Antes que un paisaje, Castilla es una idea. Realidad geográfica e histórica, pero también construcción mental, la vasta extensión de las tierras del Duero ha excavado un nicho simbólico en la imaginación colectiva. Introvertida y expansiva, esa identidad mística y guerrera que levantó conventos y castillos fue fagocitada por la España eterna, enfrentando al monje-soldado con el partidario de cerrar con siete llaves el sepulcro del Cid. Sin embargo, el esplendor medieval de las catedrales se entreveró durante siglos con la prosperidad del trigo y de la lana para fabricar un territorio patrimonial y agropecuario, donde los hombres del 98 hallarían inspiración para su credo regeneracionista. Hoy Castilla y León se afana, como otras regiones interiores europeas, por integrarse en nuevos espacios económicos definidos por las infraestructuras y las leyes agrícolas de Bruselas, más allá de la demografía indecisa y el clima riguroso que configuró el espíritu del páramo, por tomar prestado un título del leonés Luis Mateo Díez.

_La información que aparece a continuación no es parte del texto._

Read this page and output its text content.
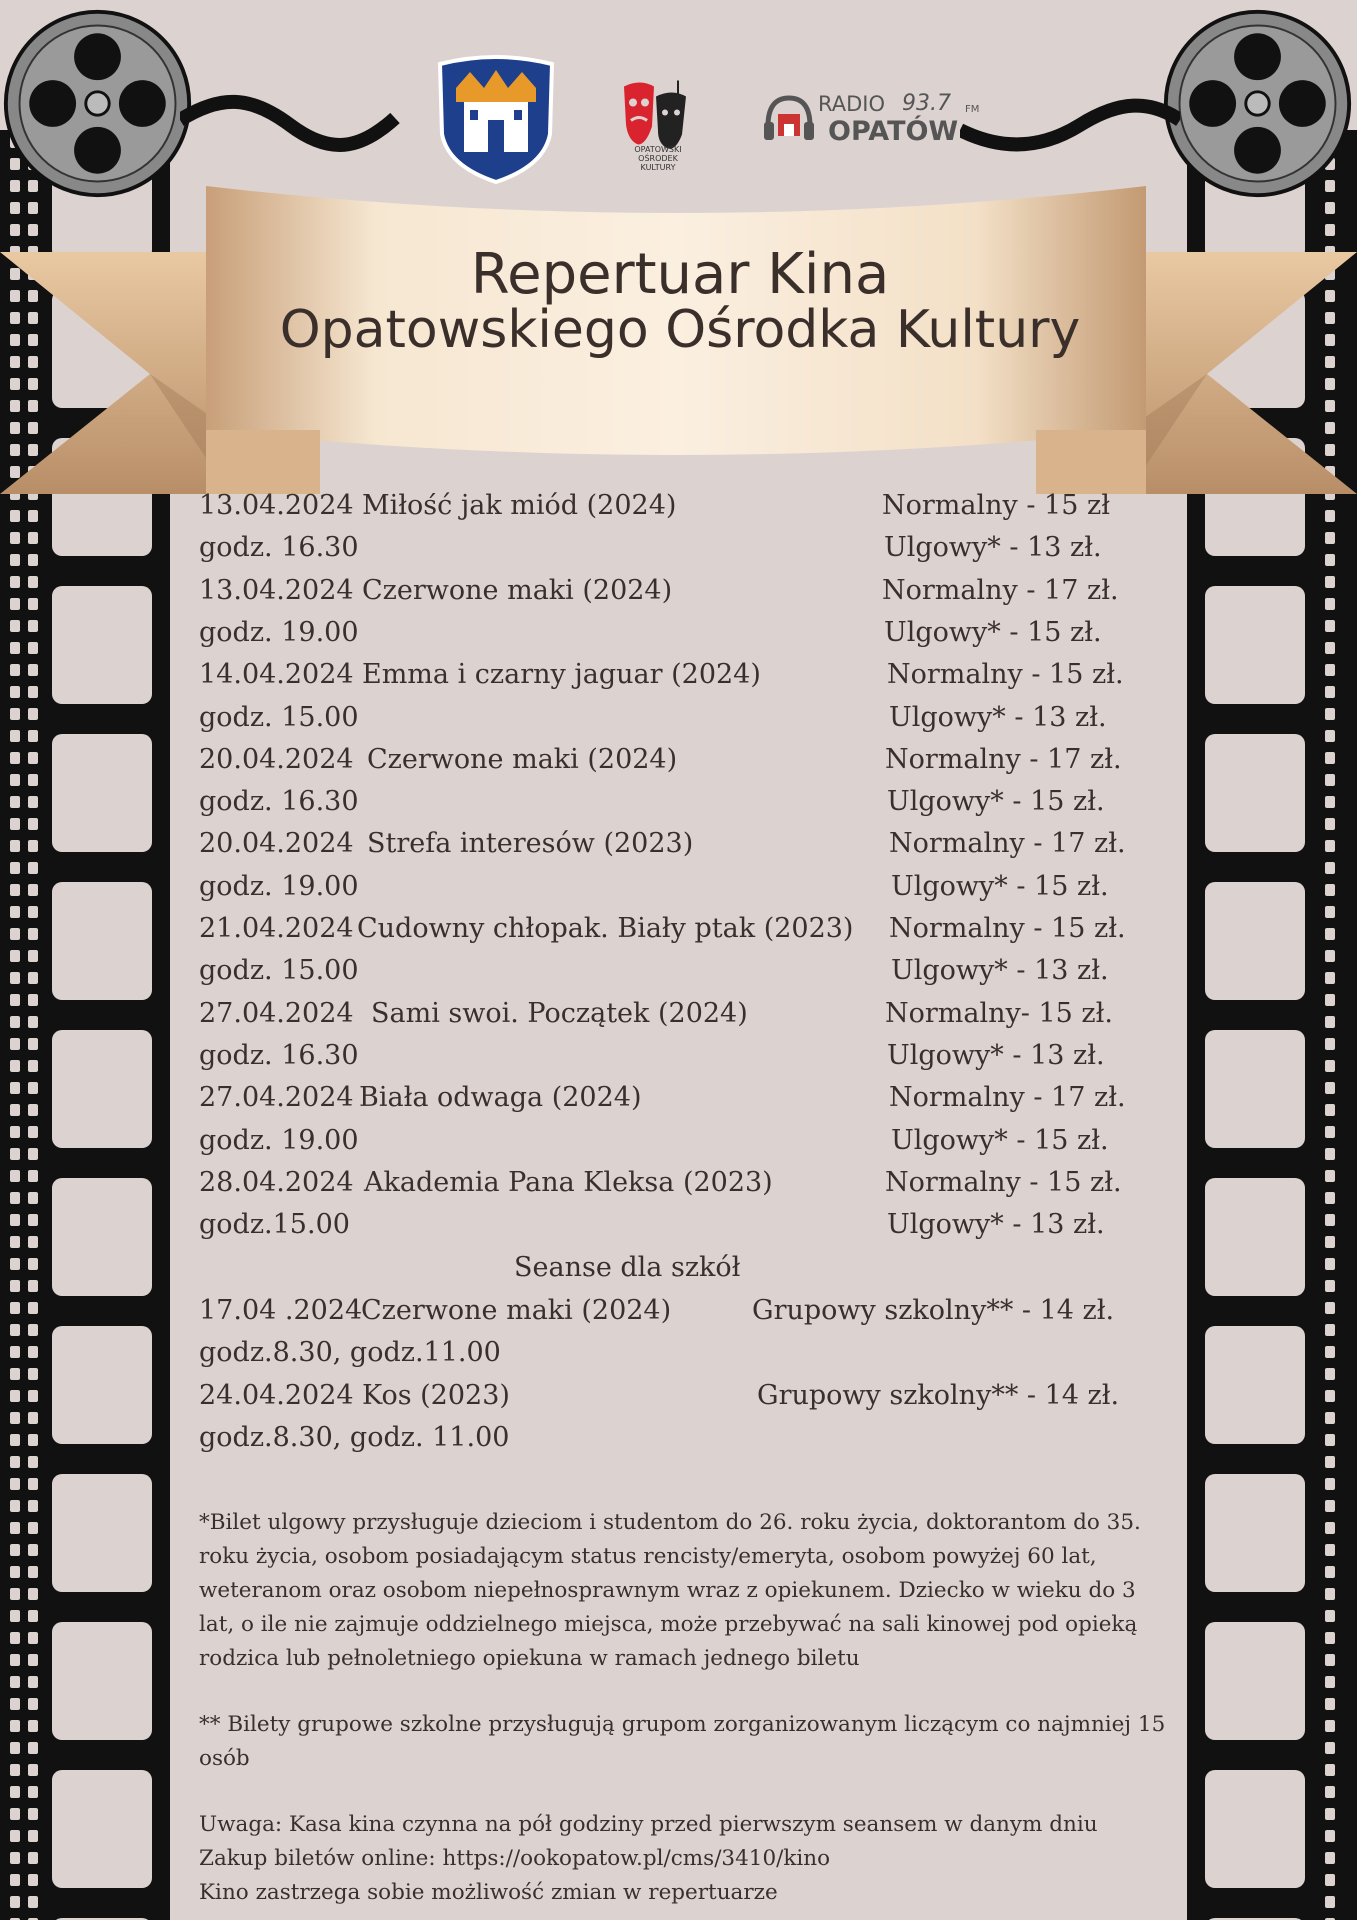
OPATOWSKI
OŚRODEK
KULTURY
RADIO 93.7 FM
OPATÓW
Repertuar Kina
Opatowskiego Ośrodka Kultury
13.04.2024 Miłość jak miód (2024)	Normalny - 15 zł
godz. 16.30	Ulgowy* - 13 zł.
13.04.2024 Czerwone maki (2024)	Normalny - 17 zł.
godz. 19.00	Ulgowy* - 15 zł.
14.04.2024 Emma i czarny jaguar (2024)	Normalny - 15 zł.
godz. 15.00	Ulgowy* - 13 zł.
20.04.2024 Czerwone maki (2024)	Normalny - 17 zł.
godz. 16.30	Ulgowy* - 15 zł.
20.04.2024 Strefa interesów (2023)	Normalny - 17 zł.
godz. 19.00	Ulgowy* - 15 zł.
21.04.2024 Cudowny chłopak. Biały ptak (2023) Normalny - 15 zł.
godz. 15.00	Ulgowy* - 13 zł.
27.04.2024 Sami swoi. Początek (2024)	Normalny- 15 zł.
godz. 16.30	Ulgowy* - 13 zł.
27.04.2024 Biała odwaga (2024)	Normalny - 17 zł.
godz. 19.00	Ulgowy* - 15 zł.
28.04.2024 Akademia Pana Kleksa (2023)	Normalny - 15 zł.
godz.15.00	Ulgowy* - 13 zł.
Seanse dla szkół
17.04 .2024
Czerwone maki (2024)	Grupowy szkolny** - 14 zł.
godz.8.30, godz.11.00
24.04.2024 Kos (2023)	Grupowy szkolny** - 14 zł.
godz.8.30, godz. 11.00
*Bilet ulgowy przysługuje dzieciom i studentom do 26. roku życia, doktorantom do 35. roku życia, osobom posiadającym status rencisty/emeryta, osobom powyżej 60 lat, weteranom oraz osobom niepełnosprawnym wraz z opiekunem. Dziecko w wieku do 3 lat, o ile nie zajmuje oddzielnego miejsca, może przebywać na sali kinowej pod opieką rodzica lub pełnoletniego opiekuna w ramach jednego biletu
** Bilety grupowe szkolne przysługują grupom zorganizowanym liczącym co najmniej 15 osób
Uwaga: Kasa kina czynna na pół godziny przed pierwszym seansem w danym dniu
Zakup biletów online: https://ookopatow.pl/cms/3410/kino
Kino zastrzega sobie możliwość zmian w repertuarze
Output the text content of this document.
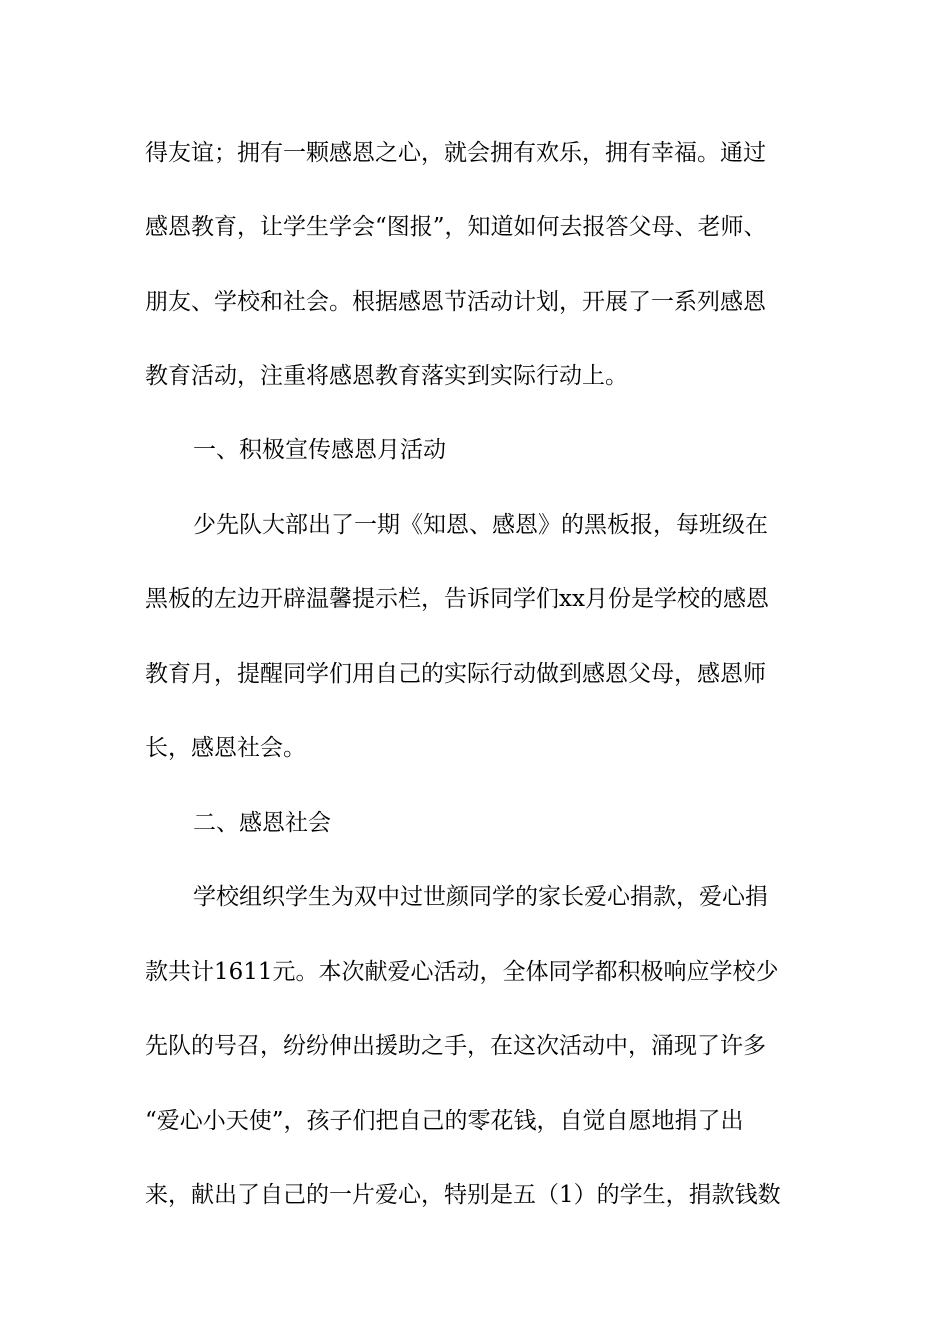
得友谊；拥有一颗感恩之心，就会拥有欢乐，拥有幸福。通过
感恩教育，让学生学会“图报”，知道如何去报答父母、老师、
朋友、学校和社会。根据感恩节活动计划，开展了一系列感恩
教育活动，注重将感恩教育落实到实际行动上。
一、积极宣传感恩月活动
少先队大部出了一期《知恩、感恩》的黑板报，每班级在
黑板的左边开辟温馨提示栏，告诉同学们xx月份是学校的感恩
教育月，提醒同学们用自己的实际行动做到感恩父母，感恩师
长，感恩社会。
二、感恩社会
学校组织学生为双中过世颜同学的家长爱心捐款，爱心捐
款共计1611元。本次献爱心活动，全体同学都积极响应学校少
先队的号召，纷纷伸出援助之手，在这次活动中，涌现了许多
“爱心小天使”，孩子们把自己的零花钱，自觉自愿地捐了出
来，献出了自己的一片爱心，特别是五（1）的学生，捐款钱数
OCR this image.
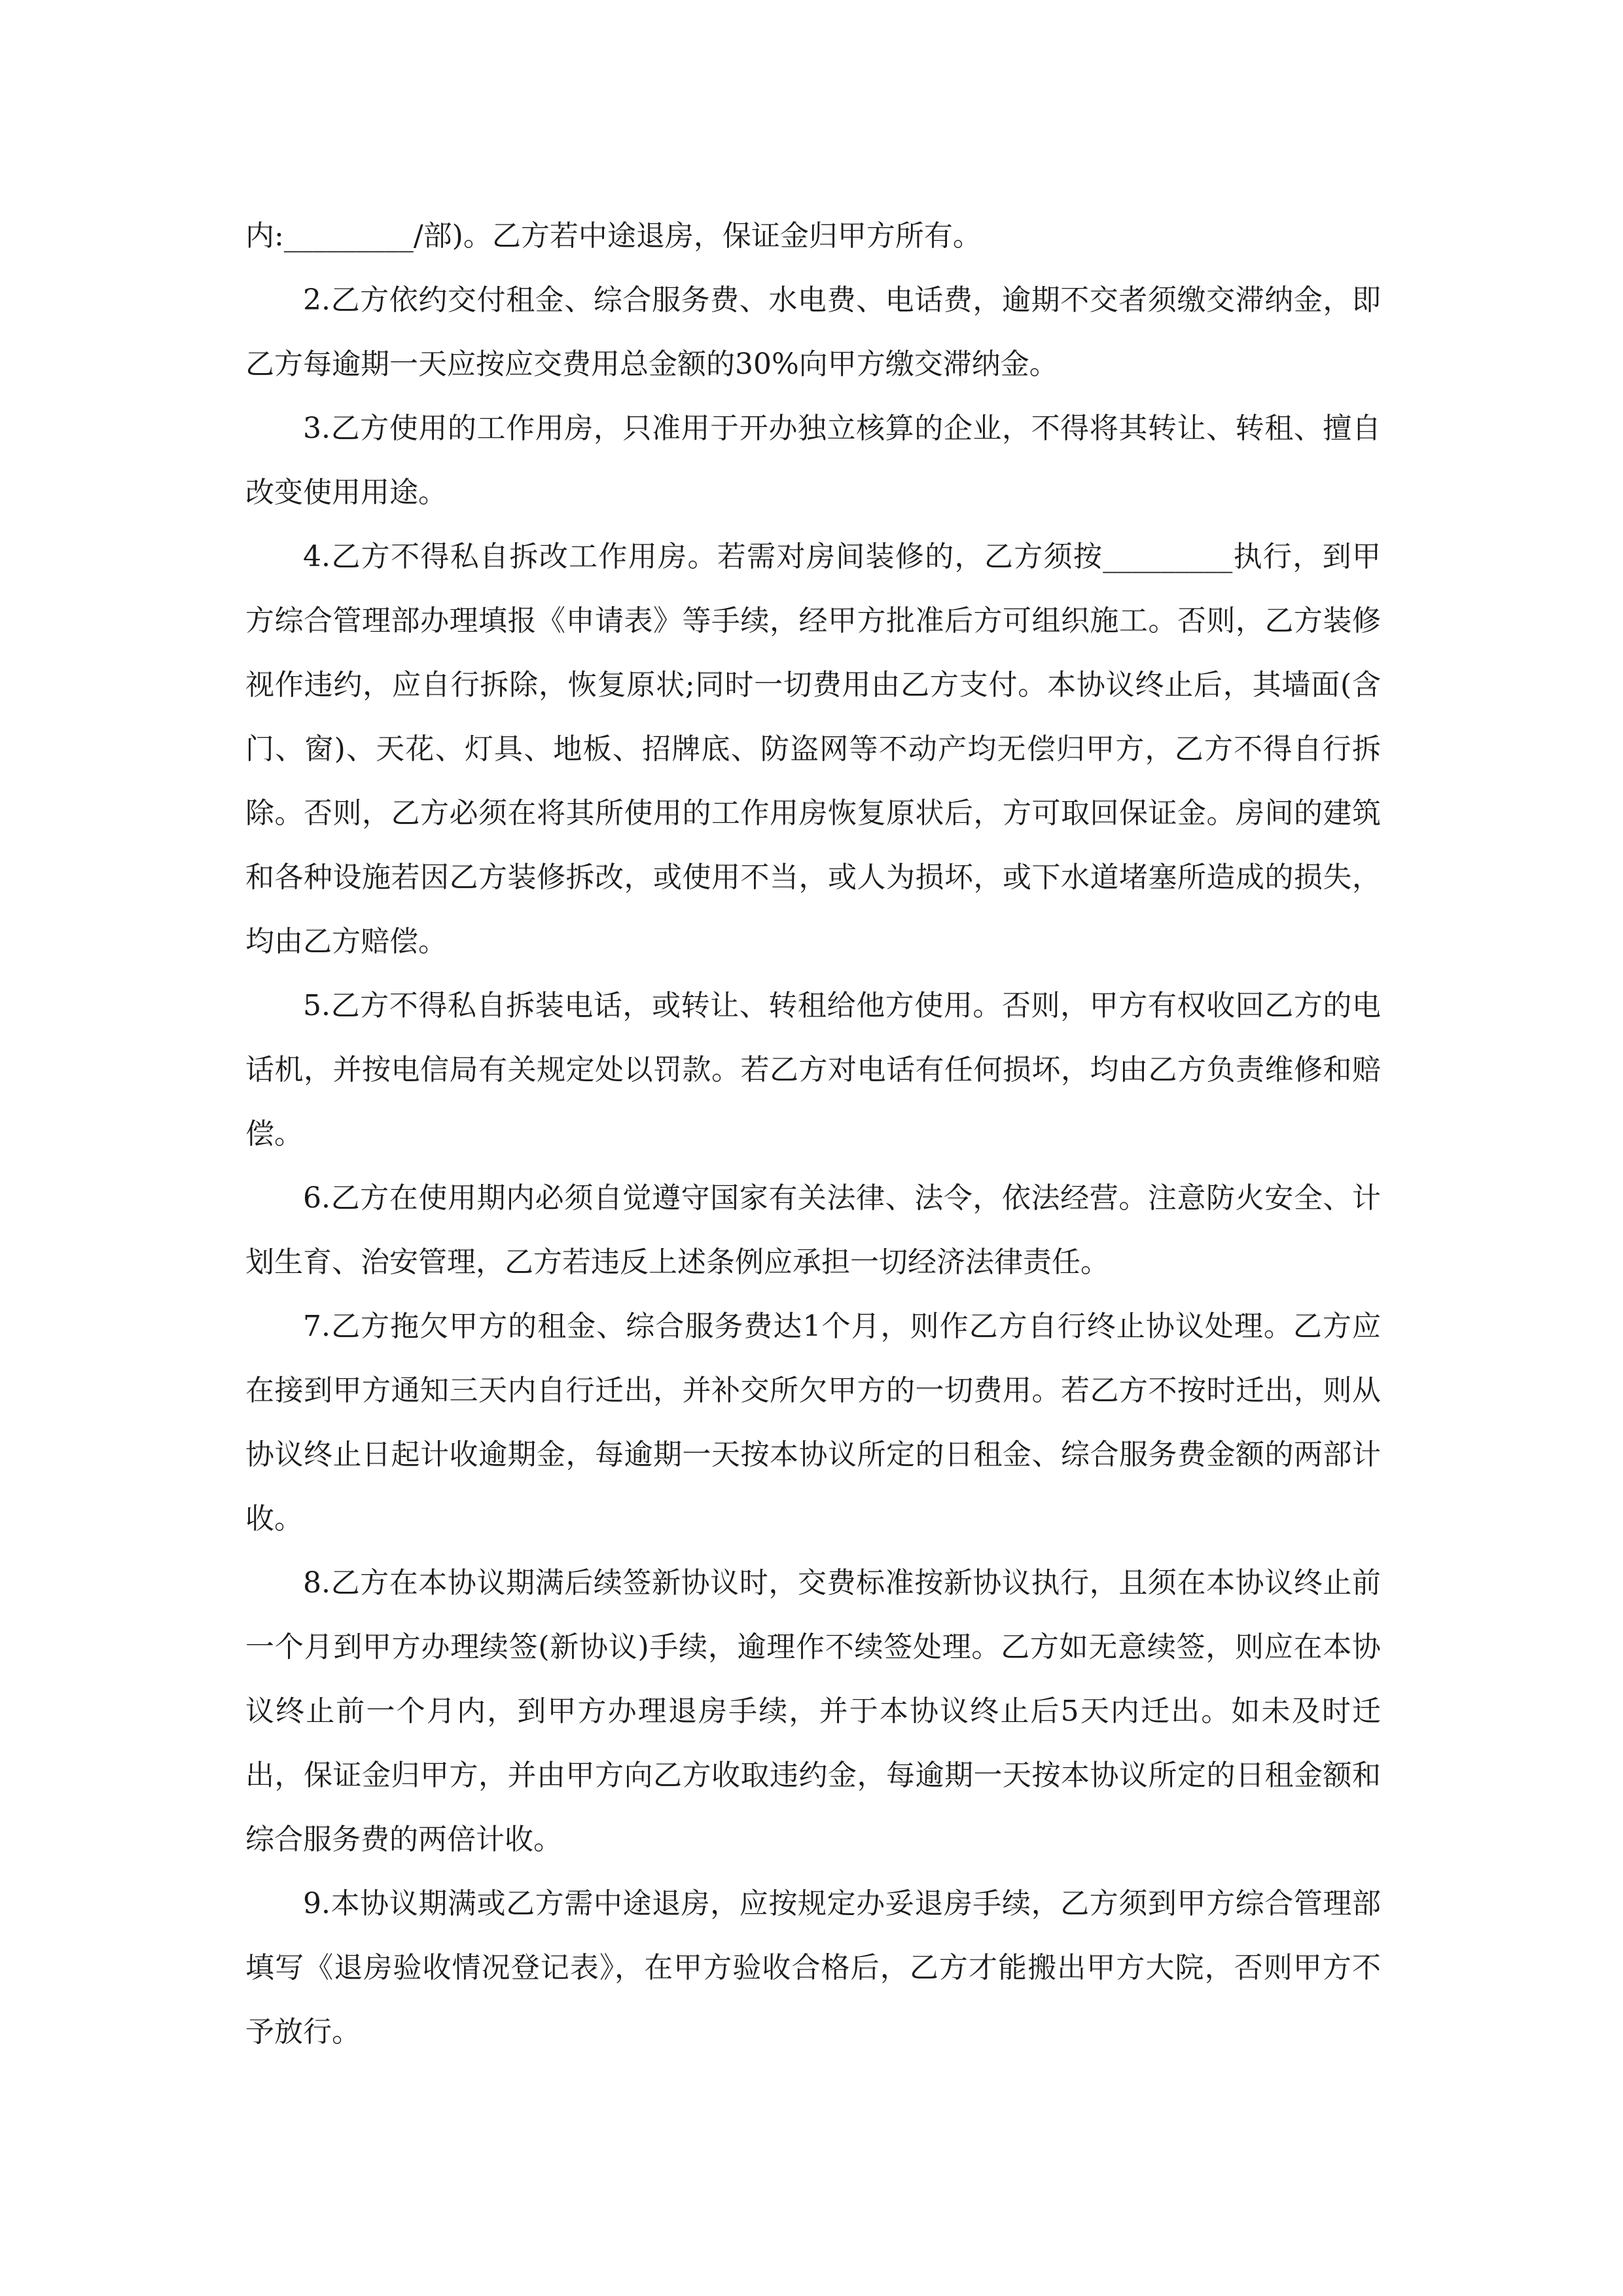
内:_________/部)。乙方若中途退房，保证金归甲方所有。

2.乙方依约交付租金、综合服务费、水电费、电话费，逾期不交者须缴交滞纳金，即乙方每逾期一天应按应交费用总金额的30%向甲方缴交滞纳金。

3.乙方使用的工作用房，只准用于开办独立核算的企业，不得将其转让、转租、擅自改变使用用途。

4.乙方不得私自拆改工作用房。若需对房间装修的，乙方须按_________执行，到甲方综合管理部办理填报《申请表》等手续，经甲方批准后方可组织施工。否则，乙方装修视作违约，应自行拆除，恢复原状;同时一切费用由乙方支付。本协议终止后，其墙面(含门、窗)、天花、灯具、地板、招牌底、防盗网等不动产均无偿归甲方，乙方不得自行拆除。否则，乙方必须在将其所使用的工作用房恢复原状后，方可取回保证金。房间的建筑和各种设施若因乙方装修拆改，或使用不当，或人为损坏，或下水道堵塞所造成的损失，均由乙方赔偿。

5.乙方不得私自拆装电话，或转让、转租给他方使用。否则，甲方有权收回乙方的电话机，并按电信局有关规定处以罚款。若乙方对电话有任何损坏，均由乙方负责维修和赔偿。

6.乙方在使用期内必须自觉遵守国家有关法律、法令，依法经营。注意防火安全、计划生育、治安管理，乙方若违反上述条例应承担一切经济法律责任。

7.乙方拖欠甲方的租金、综合服务费达1个月，则作乙方自行终止协议处理。乙方应在接到甲方通知三天内自行迁出，并补交所欠甲方的一切费用。若乙方不按时迁出，则从协议终止日起计收逾期金，每逾期一天按本协议所定的日租金、综合服务费金额的两部计收。

8.乙方在本协议期满后续签新协议时，交费标准按新协议执行，且须在本协议终止前一个月到甲方办理续签(新协议)手续，逾理作不续签处理。乙方如无意续签，则应在本协议终止前一个月内，到甲方办理退房手续，并于本协议终止后5天内迁出。如未及时迁出，保证金归甲方，并由甲方向乙方收取违约金，每逾期一天按本协议所定的日租金额和综合服务费的两倍计收。

9.本协议期满或乙方需中途退房，应按规定办妥退房手续，乙方须到甲方综合管理部填写《退房验收情况登记表》，在甲方验收合格后，乙方才能搬出甲方大院，否则甲方不予放行。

La hora actual de la región no depende de Madrid, por más que casi toda ella esté sometida a su campo gravitatorio; y no depende tampoco de la presencia en la Moncloa de castellanos, lo mismo que el protagonismo de Andalucía en los ochenta sólo en parte tenía relación con la filiación sevillana del grupo dirigente: sería demasiado obvio asociar el AVE de Sevilla a las mayorías absolutas del PSOE, el de Barcelona a los gobiernos de coalición con CiU y el de Valladolid a la mayoría actual del PP. Si Castilla y León tiene hoy un futuro posible, está en sus propios recursos físicos y culturales, lo que la Unión Europea llama potencial endógeno, y que otra región sin mar, Aragón, ha resumido en el lema fuerza interior. Esta capacidad del territorio, que engloba desde su riqueza patrimonial y su calidad ambiental hasta su capital humano y el propio idioma al que ha dado nombre, hacen de estas tierras de vino y pan una reserva material y espiritual capaz de transitar sin tropiezos del mundo agrario al postindustrial.

Pero esta meseta son mil mesetas, y la misma región que posee la mayor cabaña bovina del país alberga la segunda empresa exportadora española, trazando un paisaje plural que marca distancias: entre Valladolid y Zamora hay un trecho que no se mide en kilómetros, y el que las dos ciudades extremas en la jerarquía del bienestar compartan recientes arquitecturas de calidad informa sólo de la energía invertida en corregir desequilibrios. En ese esfuerzo generoso Castilla y León usa su propio vivero de arquitectos, pero no tiene fronteras para el talento de otros, y muchos profesionales del resto de la Península construyen en este territorio perseverante y austero, de Burgos a León, y de Ávila o Segovia hasta Palencia. Es propio de gentes que se saben habitantes de la Valladolid de Delibes o la Zamora de García Calvo, pero también de la Salamanca del vasco Unamuno o la Soria del andaluz Machado. No es otra la idea de este paisaje.